Услышав его ответ, я едва не свалился со стула. Он сказал:
– Семен Афанасьевич, я один виноватый: у меня знаете какое ику маленькое!
– Что-о?!
– Ну, разве же вы не знаете? Мне двенадцать лет, а по уму только восемь – по исследованию так вышло. От этого все и получается. Мне велят, а я не понимаю. Говорят, а я не слушаю.
– Ох, и хитрец! – не выдержала Екатерина Ивановна. – Вы знаете, IQ – это, по определению педологов, умственный возраст, в отличие от паспортного.
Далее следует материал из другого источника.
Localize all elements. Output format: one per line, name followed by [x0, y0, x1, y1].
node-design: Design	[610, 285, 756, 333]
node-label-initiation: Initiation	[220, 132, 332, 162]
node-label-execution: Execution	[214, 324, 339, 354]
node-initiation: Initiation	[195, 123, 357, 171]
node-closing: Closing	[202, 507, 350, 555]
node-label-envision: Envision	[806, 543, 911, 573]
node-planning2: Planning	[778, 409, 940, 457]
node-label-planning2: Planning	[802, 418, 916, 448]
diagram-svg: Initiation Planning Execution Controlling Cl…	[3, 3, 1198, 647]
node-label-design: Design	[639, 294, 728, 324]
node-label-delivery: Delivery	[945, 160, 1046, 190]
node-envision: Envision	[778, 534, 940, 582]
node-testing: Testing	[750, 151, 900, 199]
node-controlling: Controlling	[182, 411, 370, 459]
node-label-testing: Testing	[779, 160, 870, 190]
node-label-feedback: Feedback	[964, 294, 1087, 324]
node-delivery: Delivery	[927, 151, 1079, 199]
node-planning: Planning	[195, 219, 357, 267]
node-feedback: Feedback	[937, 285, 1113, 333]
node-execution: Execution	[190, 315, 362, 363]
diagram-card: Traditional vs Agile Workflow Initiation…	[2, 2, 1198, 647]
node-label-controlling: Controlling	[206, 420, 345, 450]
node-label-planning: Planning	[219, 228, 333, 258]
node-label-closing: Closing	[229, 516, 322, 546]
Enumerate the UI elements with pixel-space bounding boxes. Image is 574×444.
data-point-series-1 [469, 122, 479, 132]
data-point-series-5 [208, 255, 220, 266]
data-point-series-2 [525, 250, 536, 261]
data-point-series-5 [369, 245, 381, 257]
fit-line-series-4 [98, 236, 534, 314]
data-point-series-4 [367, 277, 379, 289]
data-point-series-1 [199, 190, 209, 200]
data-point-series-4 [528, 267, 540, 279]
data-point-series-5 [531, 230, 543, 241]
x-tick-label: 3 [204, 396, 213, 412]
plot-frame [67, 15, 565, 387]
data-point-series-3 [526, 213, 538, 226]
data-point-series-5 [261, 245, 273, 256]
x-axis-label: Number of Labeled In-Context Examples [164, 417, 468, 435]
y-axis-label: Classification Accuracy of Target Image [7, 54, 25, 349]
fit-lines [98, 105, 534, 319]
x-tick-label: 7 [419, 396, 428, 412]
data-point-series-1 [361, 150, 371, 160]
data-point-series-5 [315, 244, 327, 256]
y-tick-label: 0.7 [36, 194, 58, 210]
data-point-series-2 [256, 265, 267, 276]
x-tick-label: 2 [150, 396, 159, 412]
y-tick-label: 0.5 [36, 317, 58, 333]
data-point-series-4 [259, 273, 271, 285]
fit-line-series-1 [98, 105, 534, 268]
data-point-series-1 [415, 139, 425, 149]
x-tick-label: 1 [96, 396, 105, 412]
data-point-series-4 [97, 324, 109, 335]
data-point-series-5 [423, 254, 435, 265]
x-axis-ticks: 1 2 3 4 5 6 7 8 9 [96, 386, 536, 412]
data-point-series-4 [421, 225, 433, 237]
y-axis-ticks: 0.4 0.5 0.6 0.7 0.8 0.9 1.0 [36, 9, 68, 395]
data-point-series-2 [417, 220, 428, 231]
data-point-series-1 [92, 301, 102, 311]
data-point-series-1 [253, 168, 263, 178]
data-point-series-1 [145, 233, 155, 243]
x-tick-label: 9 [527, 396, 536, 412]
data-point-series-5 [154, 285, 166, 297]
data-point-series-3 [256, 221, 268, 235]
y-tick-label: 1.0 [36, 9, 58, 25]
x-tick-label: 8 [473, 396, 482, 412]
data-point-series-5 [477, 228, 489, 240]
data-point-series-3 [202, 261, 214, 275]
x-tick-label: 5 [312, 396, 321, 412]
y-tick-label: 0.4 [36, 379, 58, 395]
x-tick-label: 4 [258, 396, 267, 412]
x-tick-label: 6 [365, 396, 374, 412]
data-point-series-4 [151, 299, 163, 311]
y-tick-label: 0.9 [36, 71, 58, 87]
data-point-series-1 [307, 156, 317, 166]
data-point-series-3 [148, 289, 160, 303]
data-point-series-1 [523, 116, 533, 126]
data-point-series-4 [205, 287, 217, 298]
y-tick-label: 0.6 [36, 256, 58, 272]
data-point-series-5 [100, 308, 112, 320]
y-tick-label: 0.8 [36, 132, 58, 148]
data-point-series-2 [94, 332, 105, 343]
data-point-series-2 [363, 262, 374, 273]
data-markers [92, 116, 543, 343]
Когда мы наконец отправили Лиру из кабинета и отсмеялись, Алексей Саввич, тоже присутствовавший при этом разговоре, сказал серьезно:
– Хлопот с ним еще будет… ой-ой!
Из всех новичков Лира оказался самым твердым орешком. Никогда нельзя было заранее предвидеть, что он натворит завтра или через полчаса, и при этом всегда у него был такой вид, словно он с кем-то не додрался. А уж видя его притихшим, задумчивым, мы так и знали: это затишье перед грозой, теперь жди какой-нибудь новой затеи. Суржик с ним просто извелся. Недолго спустя после истории с колодцем он, чуть не плача, притащил Лиру из лесу. Оказалось, Лира в одной рубашке и трусах катался по снегу.
– Зачем?!
– Чтоб закаляться! – последовал ответ. – Вы же сами, Семен Афанасьевич, говорили, что человек должен быть закаленный.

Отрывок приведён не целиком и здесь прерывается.